On October 5, 2022, the US Bureau of Ocean Energy Management (BOEM) announced that it had completed a final environmental assessment (EA) and issued a finding of no significant impacts (FONSI) for offshore wind energy activities in the Morro Bay Wind Energy Area (WEA) located 20 miles offshore central California. BOEM initiated the environmental review on November 12, 2021, and published a draft EA on April 6, 2022, for public review and comment.
BOEM’s EA considers potential impacts from the issuance of leases within the Morro Bay WEA, which comprises nearly 240,898 acres (376 square miles) off the coast of Morro Bay, California, as depicted on the map below. The Morro Bay WEA, if developed, could bring up to 3 GW of clean energy to the grid, enough to power more than one million homes.

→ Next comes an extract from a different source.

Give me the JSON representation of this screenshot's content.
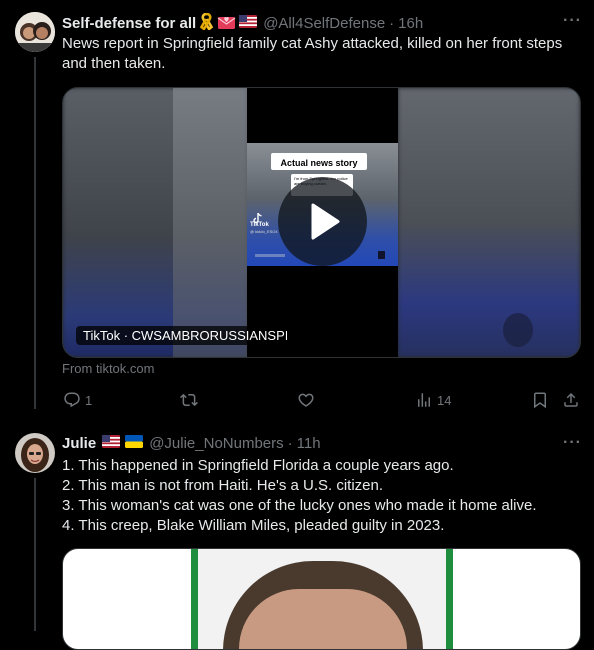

The EA also considers potential environmental consequences of site characterization activities (e.g., biological, archeological, geological and geophysical surveys), site assessment activities (e.g., installation of meteorological buoys) and project easements and related right-of-way grants for subsea cable corridors in the Morro Bay WEA.
If all goes as planned, BOEM will hold its first competitive auction for offshore wind leases for areas off the Pacific Coast this year. In early May 2022, BOEM announced that it had completed an EA and issued a FONSI for offshore wind energy activities in the Humboldt Wind WEA located 20 miles offshore northern California. (For more information on this EA, see our Legal Update “US BOEM Issues Final Environmental Review for Offshore Wind Area Off Northern California,” May 6, 2022).
On May 26, 2022, BOEM issued a Proposed Sale Notice (PSN) that includes three proposed lease areas in the Morro Bay WEA and two proposed lease areas in the Humboldt WEA. The PSN provides detailed information about, among other things, the proposed lease areas, proposed lease provisions and conditions, and auction details. The development of the Final Sale Notice (FSN) will be informed by the comments that were received during the PSN comment period. The FSN will provide the final details concerning, among other things, the lease areas to be auctioned, the auction details and lease stipulations. The FSN will be published in the Federal Register 45 days before the lease sale and will provide the date and time of the lease sale. BOEM proposes to hold a mock auction that is open only to qualified bidders, those who have met the requirements and deadlines for auction participation, including submission of the bid deposit. Final details of the mock auction will be provided in the FSN. The PSN announced that 23 entities are currently qualified to participate in the proposed California lease sale. Prospective bidders, not previously qualified for a California lease sale, were required to submit all mandatory qualification materials to BOEM by August 1, 2022. A final list of qualified bidders will likely be included in the FSN. (For more information on this PSN, see our Legal Update “Biden Administration Proposes First-Ever California Offshore Wind Lease Sale,” May 27, 2022).
With the issuance of the Morro Bay EA, BOEM has completed the environmental reviews under the National Environmental Policy Act that are necessary to support the competitive auction and lease issuance to the winners.
Importantly, BOEM leases do not authorize any activity in the lease area but instead only grant a lessee the exclusive right to submit plans for BOEM’s consideration. Leasing marks the beginning of a multiyear process, which provides additional opportunities for stakeholder participation. A successful lessee would need to submit to BOEM a Site Assessment Plan (SAP) within the first year after lease issuance, unless granted an extension. The SAP describes the initial site assessment and characterization activities necessary to assess siting a project within the lease area for commercial offshore wind development and the potential impacts of those proposed activities. Only after BOEM’s approval of the SAP can a lessee begin activities assessing the site. A lessee would also need to submit a Construction and Operation Plan (COP) for BOEM approval that details the onshore and offshore construction and operation of the wind energy project. Based on the project-specific details in the COP, BOEM would then conduct additional environmental and technical reviews in deciding whether it could be approved and then construction could begin.